I managed to find a little blue button on a wall at the far end of the hallway in my wing. Should I keep pressing it until the light goes on and stays on? Or goes off and stays off? The message didn't say, and I never remember which. If someone else already pressed it within the past two hours then it's already in the "on" mode. So I hold it for 20 seconds no matter what. (A colleague recently told me that the button's timing is erratic---it can take 25 seconds or more for it to light up.)

Some of my colleagues have told me that if they forget to press the button, or they forget to press it again after two hours, they eventually feel faint.
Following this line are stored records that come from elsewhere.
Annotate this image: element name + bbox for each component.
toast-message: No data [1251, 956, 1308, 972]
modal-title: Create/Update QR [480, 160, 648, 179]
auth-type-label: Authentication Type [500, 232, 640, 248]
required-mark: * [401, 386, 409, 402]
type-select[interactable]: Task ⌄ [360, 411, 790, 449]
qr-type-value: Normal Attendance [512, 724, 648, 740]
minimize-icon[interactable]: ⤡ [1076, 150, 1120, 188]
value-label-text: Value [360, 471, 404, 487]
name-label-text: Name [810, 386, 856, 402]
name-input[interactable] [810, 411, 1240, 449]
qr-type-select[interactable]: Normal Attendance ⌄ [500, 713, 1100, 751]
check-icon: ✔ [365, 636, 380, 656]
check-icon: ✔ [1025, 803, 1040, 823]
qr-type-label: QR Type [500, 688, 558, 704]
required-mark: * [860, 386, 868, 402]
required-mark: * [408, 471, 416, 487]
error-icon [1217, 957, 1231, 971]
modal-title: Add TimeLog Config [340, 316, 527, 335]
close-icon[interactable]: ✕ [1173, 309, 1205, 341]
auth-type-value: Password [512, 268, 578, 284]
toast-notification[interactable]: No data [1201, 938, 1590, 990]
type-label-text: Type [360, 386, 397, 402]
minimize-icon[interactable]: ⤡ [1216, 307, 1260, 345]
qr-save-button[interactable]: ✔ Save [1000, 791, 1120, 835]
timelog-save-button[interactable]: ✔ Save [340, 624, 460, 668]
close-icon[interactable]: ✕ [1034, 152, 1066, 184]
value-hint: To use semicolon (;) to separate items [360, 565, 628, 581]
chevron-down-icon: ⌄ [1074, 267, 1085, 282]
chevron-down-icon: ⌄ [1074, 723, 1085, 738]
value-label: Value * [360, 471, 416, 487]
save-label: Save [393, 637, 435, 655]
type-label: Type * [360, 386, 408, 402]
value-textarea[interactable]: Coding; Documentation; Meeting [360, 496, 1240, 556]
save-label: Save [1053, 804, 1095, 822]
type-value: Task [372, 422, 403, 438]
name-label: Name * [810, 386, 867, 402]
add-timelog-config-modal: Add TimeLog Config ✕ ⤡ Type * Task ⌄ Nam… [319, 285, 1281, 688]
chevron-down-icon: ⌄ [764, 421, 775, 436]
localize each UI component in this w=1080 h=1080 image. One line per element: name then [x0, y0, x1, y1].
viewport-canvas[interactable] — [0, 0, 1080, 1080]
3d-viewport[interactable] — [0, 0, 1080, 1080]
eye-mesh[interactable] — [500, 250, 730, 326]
While the piece of paper above the button says "Hold Button For 5 Seconds", it doesn't say WHY to hold it. New students and faculty aren't told about the little blue button or its raison d'ĂȘtre, except for two cryptic "reminder" emails in November of 2014 and 2015.

Over the years, I've pointed out that informing new occupants of the wings about the existence and purpose of the little blue button is a health and safety issue. When I mentioned it at a meeting with staff from Environmental Health & Safety during the infamous Rowland Hall asbestos battle of 2018 (a story for the future), we were assured that annual reminders would be sent out from then on. It's more than three years later, and I haven't seen a reminder.